Les jours et les semaines qui suivirent achevèrent de marquer l’hiver de 1910 comme un des plus terribles de toute l’histoire du Northland. La Terreur Rouge, le froid et la famine firent à ce point pencher la balance de la mort, tant pour Les bêtes sauvages que pour les humains, que ce chapitre ne sera jamais oublié, même des générations à venir.

Kazan et Louve Grise avaient, parmi le marais, trouvé une demeure confortable dans le tronc creux d’un arbre tombé. C’était un petit nid fait à souhait, et bien abrité de la neige et du vent. Louve Grise, qui l’avait découvert, en prit possession la première et s’y étala sur son ventre, en haletant de satisfaction. Kazan y entra après elle.

Ils continuèrent à vivre sur les lapins blancs et sur les perdrix de sapins. Kazan surprenait les perdrix lorsque ces oiseaux se posaient sur le sol. Il bondissait sur eux avant qu’ils l’eussent entendu s’approcher.
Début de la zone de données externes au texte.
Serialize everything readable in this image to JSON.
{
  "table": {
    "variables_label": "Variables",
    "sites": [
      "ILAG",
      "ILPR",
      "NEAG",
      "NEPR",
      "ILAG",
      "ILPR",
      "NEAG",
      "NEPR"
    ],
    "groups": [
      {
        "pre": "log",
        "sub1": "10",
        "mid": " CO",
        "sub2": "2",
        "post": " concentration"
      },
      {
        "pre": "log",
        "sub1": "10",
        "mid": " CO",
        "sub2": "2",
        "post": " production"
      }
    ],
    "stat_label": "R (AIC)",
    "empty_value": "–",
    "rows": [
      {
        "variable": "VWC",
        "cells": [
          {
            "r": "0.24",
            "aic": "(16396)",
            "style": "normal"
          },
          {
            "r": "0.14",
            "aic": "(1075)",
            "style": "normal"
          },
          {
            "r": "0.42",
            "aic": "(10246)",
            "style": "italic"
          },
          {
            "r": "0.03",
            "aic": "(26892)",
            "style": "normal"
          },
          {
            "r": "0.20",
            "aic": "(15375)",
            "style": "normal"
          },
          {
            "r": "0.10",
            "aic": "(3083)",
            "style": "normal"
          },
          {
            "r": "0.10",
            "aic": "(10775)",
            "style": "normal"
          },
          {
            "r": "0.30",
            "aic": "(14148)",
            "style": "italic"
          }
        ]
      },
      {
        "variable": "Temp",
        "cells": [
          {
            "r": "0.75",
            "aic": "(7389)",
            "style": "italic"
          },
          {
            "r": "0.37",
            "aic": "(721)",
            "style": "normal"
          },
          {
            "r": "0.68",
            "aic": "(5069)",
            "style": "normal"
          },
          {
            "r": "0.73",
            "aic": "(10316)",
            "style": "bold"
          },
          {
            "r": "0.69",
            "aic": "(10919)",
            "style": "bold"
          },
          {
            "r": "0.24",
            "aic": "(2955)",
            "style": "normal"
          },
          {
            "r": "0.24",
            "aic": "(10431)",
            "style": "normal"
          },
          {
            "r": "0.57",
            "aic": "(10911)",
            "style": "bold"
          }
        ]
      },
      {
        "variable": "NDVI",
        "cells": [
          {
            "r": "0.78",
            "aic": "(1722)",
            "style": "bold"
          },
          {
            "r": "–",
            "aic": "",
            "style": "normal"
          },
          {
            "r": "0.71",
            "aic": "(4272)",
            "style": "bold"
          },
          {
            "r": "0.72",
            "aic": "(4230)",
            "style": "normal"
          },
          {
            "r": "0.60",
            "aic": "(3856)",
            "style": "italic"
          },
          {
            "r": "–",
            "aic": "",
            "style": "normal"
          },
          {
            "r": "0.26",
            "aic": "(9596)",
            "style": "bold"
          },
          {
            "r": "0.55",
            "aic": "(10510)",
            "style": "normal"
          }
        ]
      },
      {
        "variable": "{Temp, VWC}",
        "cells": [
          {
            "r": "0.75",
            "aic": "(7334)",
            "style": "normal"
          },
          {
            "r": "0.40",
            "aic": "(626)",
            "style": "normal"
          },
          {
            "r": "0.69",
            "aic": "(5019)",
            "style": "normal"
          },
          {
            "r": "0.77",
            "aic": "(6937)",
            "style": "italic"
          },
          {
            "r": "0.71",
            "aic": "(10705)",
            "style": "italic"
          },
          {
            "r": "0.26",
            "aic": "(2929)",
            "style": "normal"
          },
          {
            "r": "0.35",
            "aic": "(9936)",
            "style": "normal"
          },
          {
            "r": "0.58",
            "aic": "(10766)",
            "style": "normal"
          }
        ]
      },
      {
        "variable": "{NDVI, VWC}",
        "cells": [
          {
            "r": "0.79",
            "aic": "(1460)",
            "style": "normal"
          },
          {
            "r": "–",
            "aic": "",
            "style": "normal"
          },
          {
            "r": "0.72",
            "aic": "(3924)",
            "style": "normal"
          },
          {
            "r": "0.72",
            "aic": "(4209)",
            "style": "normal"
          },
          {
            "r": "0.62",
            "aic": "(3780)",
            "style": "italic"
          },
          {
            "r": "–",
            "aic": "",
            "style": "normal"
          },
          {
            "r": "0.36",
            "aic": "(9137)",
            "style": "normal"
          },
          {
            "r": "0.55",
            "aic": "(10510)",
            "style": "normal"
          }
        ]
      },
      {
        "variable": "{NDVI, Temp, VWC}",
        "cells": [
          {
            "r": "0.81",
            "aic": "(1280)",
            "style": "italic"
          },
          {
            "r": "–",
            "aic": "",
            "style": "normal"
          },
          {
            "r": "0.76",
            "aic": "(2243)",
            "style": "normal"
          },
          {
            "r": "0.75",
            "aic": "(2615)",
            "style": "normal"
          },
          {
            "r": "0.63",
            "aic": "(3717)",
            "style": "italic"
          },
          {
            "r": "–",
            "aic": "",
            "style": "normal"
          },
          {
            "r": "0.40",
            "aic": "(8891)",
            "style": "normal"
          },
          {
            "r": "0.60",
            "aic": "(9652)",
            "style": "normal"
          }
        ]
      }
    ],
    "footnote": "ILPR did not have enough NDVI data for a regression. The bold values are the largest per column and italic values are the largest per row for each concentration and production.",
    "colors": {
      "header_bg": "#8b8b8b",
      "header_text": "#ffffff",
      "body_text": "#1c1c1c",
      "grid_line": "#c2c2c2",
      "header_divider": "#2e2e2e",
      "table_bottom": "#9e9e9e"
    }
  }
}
Louve Grise avait cessé de s’affliger de sa cécité, de se frotter les yeux avec ses pattes et de pleurnicher pour la lumière du soleil, pour celle de la lune dorée et des étoiles. Son ouïe et son odorat s’affinaient de plus en plus. Elle pouvait sentir, dans le vent, un caribou à deux milles de distance et, à une distance supérieure, deviner la présence d’un homme. Par une nuit calme, elle percevait le clapotis d’une truite dans un torrent, à un demi-mille. Son aide était, à la chasse, devenue précieuse pour son compagnon. C’était elle qui flairait le gibier et indiquait sa présence à Kazan qui, sur ce point, s’en reposait, maintenant, entièrement sur elle. Elle avait bien essayé aussi de prendre, malgré sa cécité, la poursuite des bêtes qu’elle faisait lever. Mais toujours elle avait échoué.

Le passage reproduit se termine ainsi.